Suzan Pektaş was born and raised in the Balkans and currently lives in Istanbul. She developed her passion for visual language during her college years and later chose it as her profession. Since 2015, she has been exploring various forms of expressions at the crossroads of visual and documentary art. Her current projects focus on the identity of the individual in relationship to his or her environment, dealing mostly with women, urban transformation and immigration.
“Dreams the Black Sea ” is her second book, published by Eyeshot in 2021, with an introduction by Gulnara Samoilova. The publication is a tribute to the author’s childhood and aims to reshape the mesmerising stories told by her grandfather, a disabled actor, about headless horses, children, and the allure of the sea. Some of the most memorable times she had as a child were the summer times that the whole family used to spend in a small hut on the Black Sea coast. She still bears the magic of those stories. After 25 years, when she returned to visit her native Bulgaria with her family, the sea evoked all those memories interrupting her thoughts and daydreams, and she slowly became obsessed with the Black sea and its myths. She sees her journey as a documentation of life along the coast and the mysticism that existed in her grandfather’s stories. She wandered the region, especially the southern part, looking for traces of her past, for visual notes that would connect her current existence to her childhood by the sea and the sea itself.
The sea is the pot that blends the people of the Black Sea basin, and in her shots Susan Pektas has framed their daily activities, simple and fragile events along the coast, delving into multiple cultural layers of the region with a touch of personal mysticism and spirituality. This is also true of the photograph included as a Fine Art print in the Black Edition of the book, which depicts an episode of common daily life on the Black Sea coast: people enjoying hot springs beside the sea. Therefore, we asked the photographer to tell us about this shot to learn more about the culture of her homeland and her process of creative inspiration.
Tell us more about the Black Edition shot. When and where was it taken? What experience does it portray?
That shot was taken in Bulgaria near Varna, close to my hometown. It portrays a daily scene that one can come across in a Black Sea town. Elder Bulgarians are enjoying an open air natural spa by the seaside.
Why did you decide to capture that precise moment? What drew you to it?
All shots in the book are related to a childhood memoir of mine, a moment from my past. My grandpa is a central figure of my life in Bulgaria. He was an actor who was very fond of spending time with his friends in such seaside spas. I imagined them getting together in that spa and enjoying themselves, chatting and laughing.
What do you like the most about that photograph?
I believe that the past is closely related to how we feel today, it is not fixed but rather has a dynamic nature tied to our present. We forget and remember constantly, each time with a new touch. This view frees me from a cold fixed reality. I am certainly connected to my past but also free from it as I can transform it with my visual narratives. I noticed this while talking about my grandpa’s stories in my travels. After some point, I started to wonder whether I am telling my grandpa’s stories or my own. It all turned into a freeing performative activity. This shot is one such performance.

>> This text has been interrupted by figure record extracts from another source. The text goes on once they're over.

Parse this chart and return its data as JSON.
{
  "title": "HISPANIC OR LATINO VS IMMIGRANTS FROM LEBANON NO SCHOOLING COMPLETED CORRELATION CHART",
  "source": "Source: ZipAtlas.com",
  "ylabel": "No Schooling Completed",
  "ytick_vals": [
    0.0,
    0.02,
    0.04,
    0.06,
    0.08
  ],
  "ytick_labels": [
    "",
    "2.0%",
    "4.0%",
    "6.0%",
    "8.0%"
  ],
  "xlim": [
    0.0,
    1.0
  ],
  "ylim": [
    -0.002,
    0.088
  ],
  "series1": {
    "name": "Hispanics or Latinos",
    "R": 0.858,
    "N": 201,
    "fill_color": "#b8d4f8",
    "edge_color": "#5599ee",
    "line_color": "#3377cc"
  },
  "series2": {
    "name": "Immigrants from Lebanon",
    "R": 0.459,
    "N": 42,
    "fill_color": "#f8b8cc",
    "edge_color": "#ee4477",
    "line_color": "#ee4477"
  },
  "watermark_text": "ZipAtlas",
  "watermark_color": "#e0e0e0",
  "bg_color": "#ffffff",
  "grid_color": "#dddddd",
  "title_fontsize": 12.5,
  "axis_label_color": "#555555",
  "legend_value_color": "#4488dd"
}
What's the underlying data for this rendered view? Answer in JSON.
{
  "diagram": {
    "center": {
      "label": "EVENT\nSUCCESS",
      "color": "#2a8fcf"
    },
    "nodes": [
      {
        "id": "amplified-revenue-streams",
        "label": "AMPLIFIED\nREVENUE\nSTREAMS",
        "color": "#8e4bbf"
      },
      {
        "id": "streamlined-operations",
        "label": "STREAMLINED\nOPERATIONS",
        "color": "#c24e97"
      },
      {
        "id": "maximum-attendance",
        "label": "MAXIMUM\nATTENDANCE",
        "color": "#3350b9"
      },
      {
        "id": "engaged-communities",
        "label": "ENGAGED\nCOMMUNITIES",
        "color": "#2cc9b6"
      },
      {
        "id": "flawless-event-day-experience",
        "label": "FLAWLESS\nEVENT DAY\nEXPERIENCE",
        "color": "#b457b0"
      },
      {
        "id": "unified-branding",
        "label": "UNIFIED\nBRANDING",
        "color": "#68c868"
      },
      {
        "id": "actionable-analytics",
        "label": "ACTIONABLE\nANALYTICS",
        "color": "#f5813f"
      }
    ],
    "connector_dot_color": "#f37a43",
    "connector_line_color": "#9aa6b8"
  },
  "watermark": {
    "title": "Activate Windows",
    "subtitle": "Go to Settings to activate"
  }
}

What camera and what lens did you use? What Diaphragm, shutter speed and ISO, and why?
Leica M-P 240 with Summilux-M 35 f/2 Asph. F11 1/180 ISO 200. I had set it according to the light I had at that moment.
Compared to its big brother, the Mediterranean, the Black Sea has been largely overlooked. Suzan’s journey thus takes us on a discovery of new peoples, emotions and identities, across a blurred line between the present moment and reminiscences of the past.